@phryk i made a rather large rant on birdsite ages ago about how I believe that obfuscated code should be detected by security software
in usermode, obfuscated code is naturally "potentially unwanted".
in kernelmode obfuscated code is outright malware. (see: chinese drivers with ring0 code exec backdoors where most of the samples were obfuscated with VMProtect and the backdoor was found after discovering the two non-obfuscated samples)
@irl Yes, the FSF has been anti-DRM since day one if memory serves. :)
@phryk I went to a protest organised by the DFD people outside the main Apple store in London, UK when I was in college. That was 10 years ago now.
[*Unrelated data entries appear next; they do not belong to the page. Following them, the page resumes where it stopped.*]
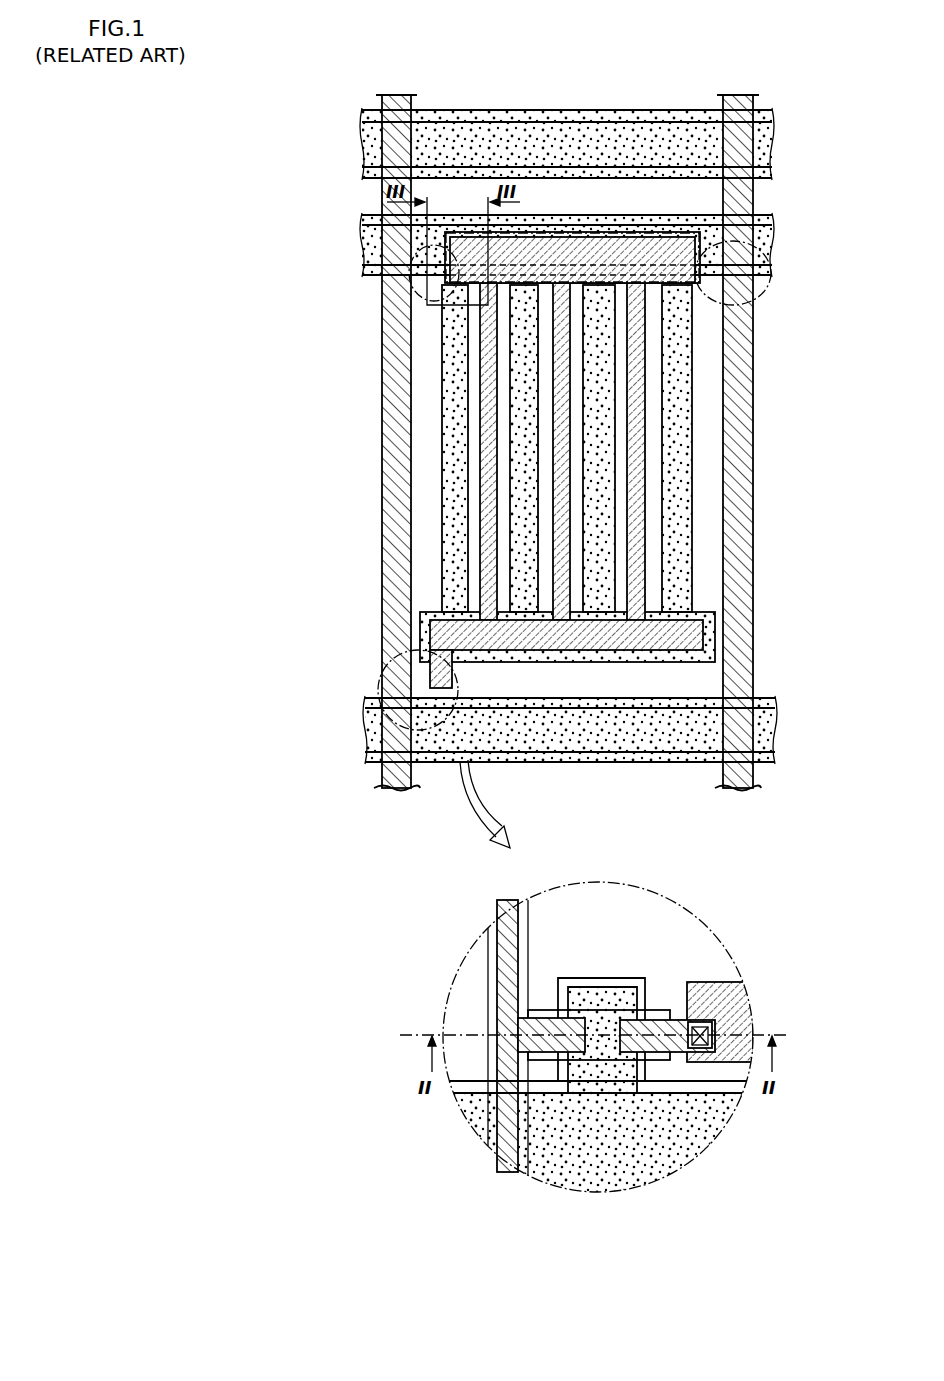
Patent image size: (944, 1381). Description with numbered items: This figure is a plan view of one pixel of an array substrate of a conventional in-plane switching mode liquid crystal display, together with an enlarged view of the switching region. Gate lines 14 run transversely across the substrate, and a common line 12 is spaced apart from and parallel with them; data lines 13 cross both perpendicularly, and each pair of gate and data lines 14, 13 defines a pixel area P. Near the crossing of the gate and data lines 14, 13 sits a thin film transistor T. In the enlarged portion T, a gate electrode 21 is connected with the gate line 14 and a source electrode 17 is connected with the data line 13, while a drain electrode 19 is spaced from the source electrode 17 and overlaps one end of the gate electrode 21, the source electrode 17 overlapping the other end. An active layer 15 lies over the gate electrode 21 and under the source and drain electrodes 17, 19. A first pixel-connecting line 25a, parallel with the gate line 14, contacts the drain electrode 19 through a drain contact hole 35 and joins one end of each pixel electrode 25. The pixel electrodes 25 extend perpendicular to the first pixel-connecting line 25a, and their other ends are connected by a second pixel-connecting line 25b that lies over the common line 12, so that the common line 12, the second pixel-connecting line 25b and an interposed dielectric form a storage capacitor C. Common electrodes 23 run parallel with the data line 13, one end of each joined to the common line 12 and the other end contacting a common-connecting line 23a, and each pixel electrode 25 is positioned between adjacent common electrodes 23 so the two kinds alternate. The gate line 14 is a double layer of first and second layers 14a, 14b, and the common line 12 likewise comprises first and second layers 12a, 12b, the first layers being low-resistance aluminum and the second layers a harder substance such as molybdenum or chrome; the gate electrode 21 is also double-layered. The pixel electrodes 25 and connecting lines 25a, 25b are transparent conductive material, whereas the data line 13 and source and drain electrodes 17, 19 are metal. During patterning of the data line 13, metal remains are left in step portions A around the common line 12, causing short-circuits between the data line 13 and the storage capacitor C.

The common line 12 is at (803, 245).
The first layer of common line 12a is at (757, 256).
The second layer of common line 12b is at (757, 277).
The data line 13 is at (382, 292).
The gate line 14 is at (332, 145).
The first layer of gate line 14a is at (757, 758).
The second layer of gate line 14b is at (700, 762).
The active layer 15 is at (667, 1008).
The source electrode 17 is at (540, 1015).
The drain electrode 19 is at (718, 1000).
The gate electrode 21 is at (602, 971).
The common electrode 23 is at (695, 392).
The common-connecting line 23a is at (420, 632).
The pixel electrode 25 is at (647, 475).
The first pixel-connecting line 25a is at (703, 633).
The second pixel-connecting line 25b is at (580, 233).
The drain contact hole 35 is at (713, 1050).
The step portions A is at (417, 288).
The storage capacitor C is at (630, 230).
The pixel area P is at (417, 420).
The thin film transistor T is at (378, 677).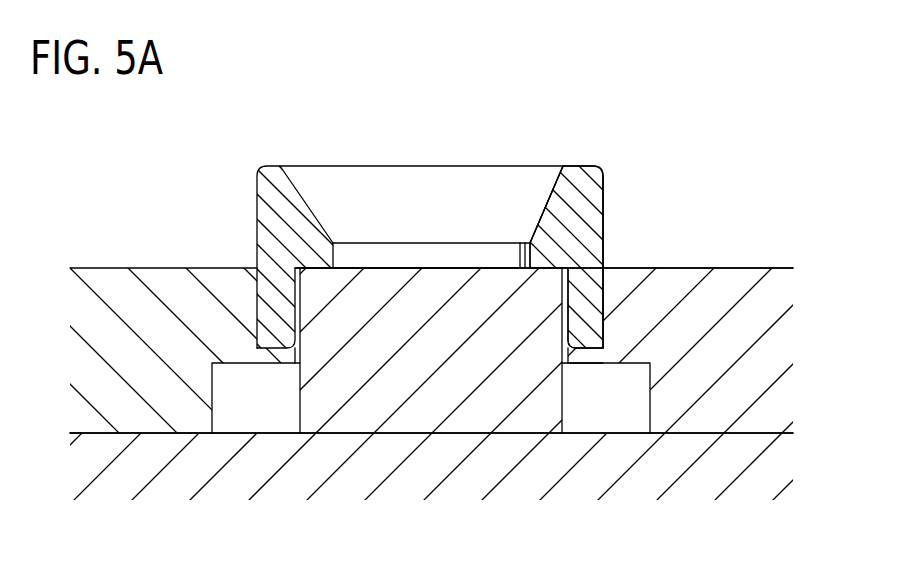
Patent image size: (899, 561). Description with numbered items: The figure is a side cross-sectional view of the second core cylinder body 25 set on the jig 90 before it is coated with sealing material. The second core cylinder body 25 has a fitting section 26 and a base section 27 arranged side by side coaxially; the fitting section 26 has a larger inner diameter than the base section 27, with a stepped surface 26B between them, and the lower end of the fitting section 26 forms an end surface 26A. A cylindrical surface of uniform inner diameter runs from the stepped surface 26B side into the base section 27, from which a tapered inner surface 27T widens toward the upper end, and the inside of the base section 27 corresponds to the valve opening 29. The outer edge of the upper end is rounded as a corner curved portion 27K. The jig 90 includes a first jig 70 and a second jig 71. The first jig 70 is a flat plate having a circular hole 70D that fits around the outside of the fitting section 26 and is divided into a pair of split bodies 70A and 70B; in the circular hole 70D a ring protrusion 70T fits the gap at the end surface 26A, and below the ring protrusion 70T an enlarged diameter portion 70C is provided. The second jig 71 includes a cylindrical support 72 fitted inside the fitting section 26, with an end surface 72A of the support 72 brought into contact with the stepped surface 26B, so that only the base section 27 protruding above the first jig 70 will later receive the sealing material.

The second core cylinder body 25 is at (619, 157).
The fitting section 26 is at (583, 303).
The end surface 26A is at (604, 327).
The stepped surface 26B is at (540, 262).
The base section 27 is at (568, 195).
The corner curved portion 27K is at (605, 182).
The tapered inner surface 27T is at (522, 243).
The valve opening 29 is at (422, 200).
The first jig 70 is at (785, 297).
The split body 70A is at (757, 383).
The split body 70B is at (110, 378).
The enlarged diameter portion 70C is at (640, 403).
The circular hole 70D is at (604, 247).
The ring protrusion 70T is at (593, 355).
The second jig 71 is at (775, 471).
The support 72 is at (495, 372).
The end surface 72A is at (467, 266).
The jig 90 is at (805, 258).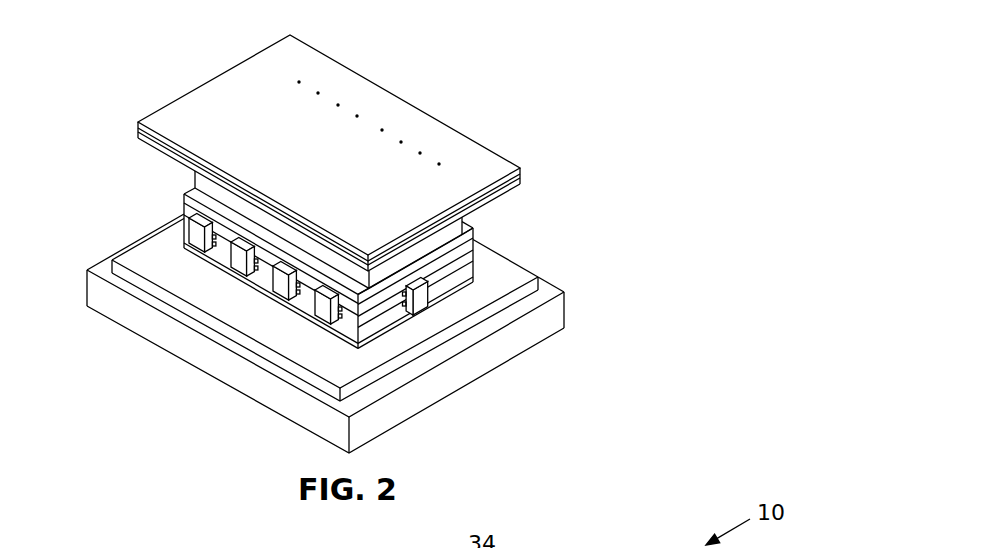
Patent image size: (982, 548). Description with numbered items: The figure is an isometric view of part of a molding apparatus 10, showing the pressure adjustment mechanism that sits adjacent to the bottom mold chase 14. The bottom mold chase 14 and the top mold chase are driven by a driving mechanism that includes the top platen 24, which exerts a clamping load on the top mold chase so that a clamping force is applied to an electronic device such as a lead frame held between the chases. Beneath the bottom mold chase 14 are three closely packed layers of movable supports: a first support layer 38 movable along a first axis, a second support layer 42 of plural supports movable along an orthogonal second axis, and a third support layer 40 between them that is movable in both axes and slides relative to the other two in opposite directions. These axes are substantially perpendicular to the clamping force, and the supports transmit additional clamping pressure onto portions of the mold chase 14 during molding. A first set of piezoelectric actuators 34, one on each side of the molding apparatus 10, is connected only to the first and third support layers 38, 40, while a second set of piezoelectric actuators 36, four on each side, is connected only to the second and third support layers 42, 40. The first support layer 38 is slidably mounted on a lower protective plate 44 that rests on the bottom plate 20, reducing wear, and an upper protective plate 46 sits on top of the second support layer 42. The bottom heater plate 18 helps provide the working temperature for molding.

The molding apparatus 10 is at (622, 71).
The bottom mold chase 14 is at (187, 174).
The bottom heater plate 18 is at (574, 312).
The bottom plate 20 is at (548, 279).
The top platen 24 is at (216, 68).
The first set of piezoelectric actuators 34 is at (436, 277).
The second set of piezoelectric actuators 36 is at (214, 256).
The first support layer 38 is at (176, 239).
The third support layer 40 is at (343, 242).
The second support layer 42 is at (177, 199).
The lower protective plate 44 is at (482, 274).
The upper protective plate 46 is at (481, 223).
I can't see that there have been any big improvements since then.
@irl Aye, not quite sure what except all paid programmers demanding that the software they write be released as open source would actually help, tho…
@phryk Spotify going public on the NYSE (I think it was NYSE anyway) means that artists and labels are going to have a better idea of how much profit there really is in streaming. Maybe they'll decide that DRM-free downloads are a better idea (you get to sell to the whole market, not just those who support your DRM).
@irl I don't think rational thought or data are the problem. If that was the case, DRM would've died at least a decade ago.
The problem is an utterly unreasonable desire for control.
@phryk Heh, yes, that too. No idea where to start with that one.
@irl Well, far as I can tell, this shit is not going to change by voluntary choice of copyright holders.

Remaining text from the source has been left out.